One-step mRNA synthesis utilizing Cap analogs represents a fundamental and widely adopted methodology in mRNA pharmaceutical production. Ongoing optimization of this process, coupled with advancements in small-scale, high-throughput synthesis platforms, serves as a critical foundation for the continued progression of mRNA therapeutics.

ENO Bio has established a robust, standard one-step mRNA synthesis platform based on commercially available Cap1 analogs. This platform enables clients to achieve high-quality mRNA synthesis, meeting the essential requirements for a diverse range of mRNA drug development initiatives.

Building upon this core capability, ENO Bio has further innovated by developing a proprietary, next-generation one-step synthesis technology employing novel, in-house designed Cap2 analogs. This advanced system not only guarantees high-quality mRNA production but also confers tissue-specific expression properties. It provides clients with a differentiated strategy to address more complex clinical application needs, while simultaneously achieving significant intellectual property breakthroughs in mRNA synthesis technology.

NO Bio has established foundational capabilities based on third-generation one-step mRNA synthesis technology, providing clients with high-quality mRNA synthesis to meet diverse custom synthesis and product development needs. This platform has supported multiple clients in obtaining clinical trial approvals and advancing into clinical studies for various mRNA products, including COVID-19 mRNA vaccines and mRNA-based oncology therapeutics.​

However, the third-generation one-step mRNA synthesis method is constrained by stringent patent protections held by TriLink. The Cap analog-based co-transcriptional mRNA synthesis technology has become a critical "bottleneck" in the global mRNA competitive landscape and a key focal point of industry attention.

In response, ENO Bio has developed a fourth-generation one-step co-transcriptional mRNA synthesis technology utilizing its proprietary Cap2 analog, RHCap.​ This innovation achieves a comprehensive breakthrough in both Cap analog structure and mRNA synthesis methodology, overcoming existing intellectual property barriers and technological monopolies in the field. The technology demonstrates consistent quality performance across multiple batches of different mRNA sequences, with capping rates consistently exceeding 95%. In pilot-scale production, mRNA yields exceed 600 mg per 100 mL reaction system.

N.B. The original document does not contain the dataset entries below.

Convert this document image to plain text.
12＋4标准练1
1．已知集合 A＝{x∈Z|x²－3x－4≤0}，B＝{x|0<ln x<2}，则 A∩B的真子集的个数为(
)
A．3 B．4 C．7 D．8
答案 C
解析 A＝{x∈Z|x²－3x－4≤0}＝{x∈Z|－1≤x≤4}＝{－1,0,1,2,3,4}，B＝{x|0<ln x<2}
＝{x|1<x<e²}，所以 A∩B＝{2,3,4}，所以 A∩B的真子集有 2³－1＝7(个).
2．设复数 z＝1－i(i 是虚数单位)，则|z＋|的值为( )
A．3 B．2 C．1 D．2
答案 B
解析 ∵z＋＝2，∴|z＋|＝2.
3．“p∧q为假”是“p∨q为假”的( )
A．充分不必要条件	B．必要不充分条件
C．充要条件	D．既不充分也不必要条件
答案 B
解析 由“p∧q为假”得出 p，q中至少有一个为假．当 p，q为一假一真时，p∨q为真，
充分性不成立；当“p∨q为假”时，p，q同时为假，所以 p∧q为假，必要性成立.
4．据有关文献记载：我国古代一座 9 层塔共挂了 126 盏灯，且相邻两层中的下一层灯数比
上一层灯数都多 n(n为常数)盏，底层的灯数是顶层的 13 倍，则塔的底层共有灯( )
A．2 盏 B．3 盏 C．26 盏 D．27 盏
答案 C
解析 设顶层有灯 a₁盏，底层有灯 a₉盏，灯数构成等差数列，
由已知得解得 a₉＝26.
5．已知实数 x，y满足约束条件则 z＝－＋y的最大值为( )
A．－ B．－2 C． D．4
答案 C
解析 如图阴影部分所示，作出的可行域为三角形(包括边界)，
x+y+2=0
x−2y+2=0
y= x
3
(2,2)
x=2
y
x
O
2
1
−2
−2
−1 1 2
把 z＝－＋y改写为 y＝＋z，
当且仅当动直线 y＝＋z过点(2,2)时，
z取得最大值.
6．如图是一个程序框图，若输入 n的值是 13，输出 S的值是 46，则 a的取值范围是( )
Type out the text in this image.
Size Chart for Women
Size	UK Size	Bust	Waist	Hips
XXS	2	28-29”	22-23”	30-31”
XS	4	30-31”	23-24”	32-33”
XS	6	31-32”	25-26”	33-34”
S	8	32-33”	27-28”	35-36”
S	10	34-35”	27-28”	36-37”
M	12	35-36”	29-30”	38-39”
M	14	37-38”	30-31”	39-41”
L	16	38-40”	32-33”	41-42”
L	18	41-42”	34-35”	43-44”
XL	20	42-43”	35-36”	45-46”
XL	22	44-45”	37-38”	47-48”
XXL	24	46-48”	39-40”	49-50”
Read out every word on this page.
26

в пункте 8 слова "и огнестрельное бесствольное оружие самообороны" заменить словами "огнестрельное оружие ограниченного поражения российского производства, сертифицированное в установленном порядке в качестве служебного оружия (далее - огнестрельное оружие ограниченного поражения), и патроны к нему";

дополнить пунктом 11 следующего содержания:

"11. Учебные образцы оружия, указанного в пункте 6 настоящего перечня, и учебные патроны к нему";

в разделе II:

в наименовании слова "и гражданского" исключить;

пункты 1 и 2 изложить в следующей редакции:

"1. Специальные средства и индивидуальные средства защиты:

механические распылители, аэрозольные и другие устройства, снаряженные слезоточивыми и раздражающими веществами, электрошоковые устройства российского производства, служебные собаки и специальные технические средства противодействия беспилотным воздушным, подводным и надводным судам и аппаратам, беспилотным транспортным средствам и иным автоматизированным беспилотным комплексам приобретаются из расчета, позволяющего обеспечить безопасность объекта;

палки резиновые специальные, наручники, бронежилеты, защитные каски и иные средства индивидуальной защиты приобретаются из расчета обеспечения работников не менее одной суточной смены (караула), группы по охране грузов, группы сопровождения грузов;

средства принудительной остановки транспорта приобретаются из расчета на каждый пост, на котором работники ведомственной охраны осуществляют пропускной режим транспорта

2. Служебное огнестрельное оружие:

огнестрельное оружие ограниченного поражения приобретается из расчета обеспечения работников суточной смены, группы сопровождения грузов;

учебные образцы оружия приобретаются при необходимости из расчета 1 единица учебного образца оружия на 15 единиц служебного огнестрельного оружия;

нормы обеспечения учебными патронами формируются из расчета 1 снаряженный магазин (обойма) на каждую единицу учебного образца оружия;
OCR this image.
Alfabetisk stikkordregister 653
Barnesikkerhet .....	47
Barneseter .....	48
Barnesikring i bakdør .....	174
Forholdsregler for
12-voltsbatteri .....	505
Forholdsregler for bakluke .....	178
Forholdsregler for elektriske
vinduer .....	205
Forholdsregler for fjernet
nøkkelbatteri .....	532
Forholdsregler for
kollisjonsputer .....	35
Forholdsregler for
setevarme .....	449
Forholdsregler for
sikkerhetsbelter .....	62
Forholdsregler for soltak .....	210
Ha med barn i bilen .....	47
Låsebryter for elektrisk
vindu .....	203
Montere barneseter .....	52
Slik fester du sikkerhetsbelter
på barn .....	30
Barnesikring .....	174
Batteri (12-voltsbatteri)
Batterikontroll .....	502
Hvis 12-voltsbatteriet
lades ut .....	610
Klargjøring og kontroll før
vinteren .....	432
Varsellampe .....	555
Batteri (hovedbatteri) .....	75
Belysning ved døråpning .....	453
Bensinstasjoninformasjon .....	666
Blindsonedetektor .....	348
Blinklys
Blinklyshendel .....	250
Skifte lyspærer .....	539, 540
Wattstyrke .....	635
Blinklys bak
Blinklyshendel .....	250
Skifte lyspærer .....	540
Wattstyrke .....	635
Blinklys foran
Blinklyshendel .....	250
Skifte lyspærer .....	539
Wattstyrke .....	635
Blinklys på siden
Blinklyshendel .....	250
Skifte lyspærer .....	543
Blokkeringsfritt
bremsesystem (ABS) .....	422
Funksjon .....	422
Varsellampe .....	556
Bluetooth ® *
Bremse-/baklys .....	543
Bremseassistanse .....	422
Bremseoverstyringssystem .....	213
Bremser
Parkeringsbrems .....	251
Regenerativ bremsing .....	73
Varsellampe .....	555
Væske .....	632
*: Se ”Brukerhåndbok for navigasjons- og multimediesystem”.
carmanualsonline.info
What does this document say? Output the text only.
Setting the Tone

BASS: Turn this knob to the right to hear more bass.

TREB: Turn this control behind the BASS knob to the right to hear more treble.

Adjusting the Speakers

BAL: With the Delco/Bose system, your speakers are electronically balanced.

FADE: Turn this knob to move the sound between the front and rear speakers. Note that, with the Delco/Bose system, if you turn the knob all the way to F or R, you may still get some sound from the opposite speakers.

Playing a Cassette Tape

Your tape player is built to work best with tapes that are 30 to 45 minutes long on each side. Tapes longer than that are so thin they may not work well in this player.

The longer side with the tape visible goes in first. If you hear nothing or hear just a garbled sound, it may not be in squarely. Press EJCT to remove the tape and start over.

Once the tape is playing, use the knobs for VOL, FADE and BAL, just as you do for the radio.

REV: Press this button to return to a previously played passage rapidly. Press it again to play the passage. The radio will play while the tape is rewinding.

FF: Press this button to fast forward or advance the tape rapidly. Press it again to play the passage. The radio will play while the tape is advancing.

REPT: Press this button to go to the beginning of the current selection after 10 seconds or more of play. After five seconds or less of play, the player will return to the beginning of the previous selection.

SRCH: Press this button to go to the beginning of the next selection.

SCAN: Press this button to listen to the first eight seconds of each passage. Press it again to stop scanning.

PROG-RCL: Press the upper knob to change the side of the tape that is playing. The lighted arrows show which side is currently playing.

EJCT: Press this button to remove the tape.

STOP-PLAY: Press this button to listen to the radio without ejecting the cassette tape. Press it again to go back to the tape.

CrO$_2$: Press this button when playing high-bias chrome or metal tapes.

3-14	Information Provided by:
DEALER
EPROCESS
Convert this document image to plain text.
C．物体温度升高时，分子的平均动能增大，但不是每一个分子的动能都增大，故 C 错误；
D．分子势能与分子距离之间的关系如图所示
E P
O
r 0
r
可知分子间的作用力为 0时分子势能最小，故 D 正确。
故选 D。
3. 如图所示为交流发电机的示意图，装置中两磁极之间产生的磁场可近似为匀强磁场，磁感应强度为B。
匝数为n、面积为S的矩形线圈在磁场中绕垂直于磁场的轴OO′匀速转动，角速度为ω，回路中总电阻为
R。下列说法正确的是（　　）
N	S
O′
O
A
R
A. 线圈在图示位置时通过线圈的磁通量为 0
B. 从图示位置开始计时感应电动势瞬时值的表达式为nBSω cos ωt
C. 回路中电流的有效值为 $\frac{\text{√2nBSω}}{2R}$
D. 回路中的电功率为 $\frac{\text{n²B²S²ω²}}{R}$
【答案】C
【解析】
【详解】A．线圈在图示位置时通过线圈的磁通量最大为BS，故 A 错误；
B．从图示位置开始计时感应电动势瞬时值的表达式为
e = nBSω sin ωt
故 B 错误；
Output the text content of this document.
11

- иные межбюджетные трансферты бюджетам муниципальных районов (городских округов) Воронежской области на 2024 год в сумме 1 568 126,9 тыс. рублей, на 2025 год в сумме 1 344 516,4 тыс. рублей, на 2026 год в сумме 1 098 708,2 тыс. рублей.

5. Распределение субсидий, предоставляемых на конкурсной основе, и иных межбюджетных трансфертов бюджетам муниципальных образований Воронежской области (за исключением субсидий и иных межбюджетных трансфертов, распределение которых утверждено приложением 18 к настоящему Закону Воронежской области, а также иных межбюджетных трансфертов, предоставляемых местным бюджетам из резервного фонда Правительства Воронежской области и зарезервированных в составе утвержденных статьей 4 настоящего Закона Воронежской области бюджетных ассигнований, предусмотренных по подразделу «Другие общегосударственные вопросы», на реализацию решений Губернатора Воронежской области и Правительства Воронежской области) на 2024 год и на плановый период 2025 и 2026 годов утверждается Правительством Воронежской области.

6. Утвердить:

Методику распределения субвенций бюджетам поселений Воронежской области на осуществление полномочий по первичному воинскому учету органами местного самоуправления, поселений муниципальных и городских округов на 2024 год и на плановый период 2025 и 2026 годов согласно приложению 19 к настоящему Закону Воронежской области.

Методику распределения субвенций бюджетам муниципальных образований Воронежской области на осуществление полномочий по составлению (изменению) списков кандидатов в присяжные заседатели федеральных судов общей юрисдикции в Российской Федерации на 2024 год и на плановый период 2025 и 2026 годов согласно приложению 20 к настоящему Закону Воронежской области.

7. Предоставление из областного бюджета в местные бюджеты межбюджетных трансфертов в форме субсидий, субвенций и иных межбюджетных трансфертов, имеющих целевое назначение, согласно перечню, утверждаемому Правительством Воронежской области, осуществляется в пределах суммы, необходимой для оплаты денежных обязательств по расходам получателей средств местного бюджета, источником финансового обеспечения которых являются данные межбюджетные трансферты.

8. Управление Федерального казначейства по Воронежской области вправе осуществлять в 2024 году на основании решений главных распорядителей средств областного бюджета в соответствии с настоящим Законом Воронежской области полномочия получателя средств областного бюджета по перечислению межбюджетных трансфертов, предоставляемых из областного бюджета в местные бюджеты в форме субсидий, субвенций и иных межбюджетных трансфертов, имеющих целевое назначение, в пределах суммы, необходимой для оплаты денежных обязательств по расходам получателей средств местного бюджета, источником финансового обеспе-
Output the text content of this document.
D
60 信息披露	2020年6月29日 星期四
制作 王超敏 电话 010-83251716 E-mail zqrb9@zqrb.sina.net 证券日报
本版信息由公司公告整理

More importantly, mRNA synthesized using the RHCap-based one-step method can be endowed with tissue specificity by selecting different Cap2 analog structures.​ This enables enhanced cellular immune responses or higher target tissue protein expression levels, while reducing off-target delivery effects and improving safety profiles. This technology provides a foundational support for the broader clinical application of mRNA-based therapies.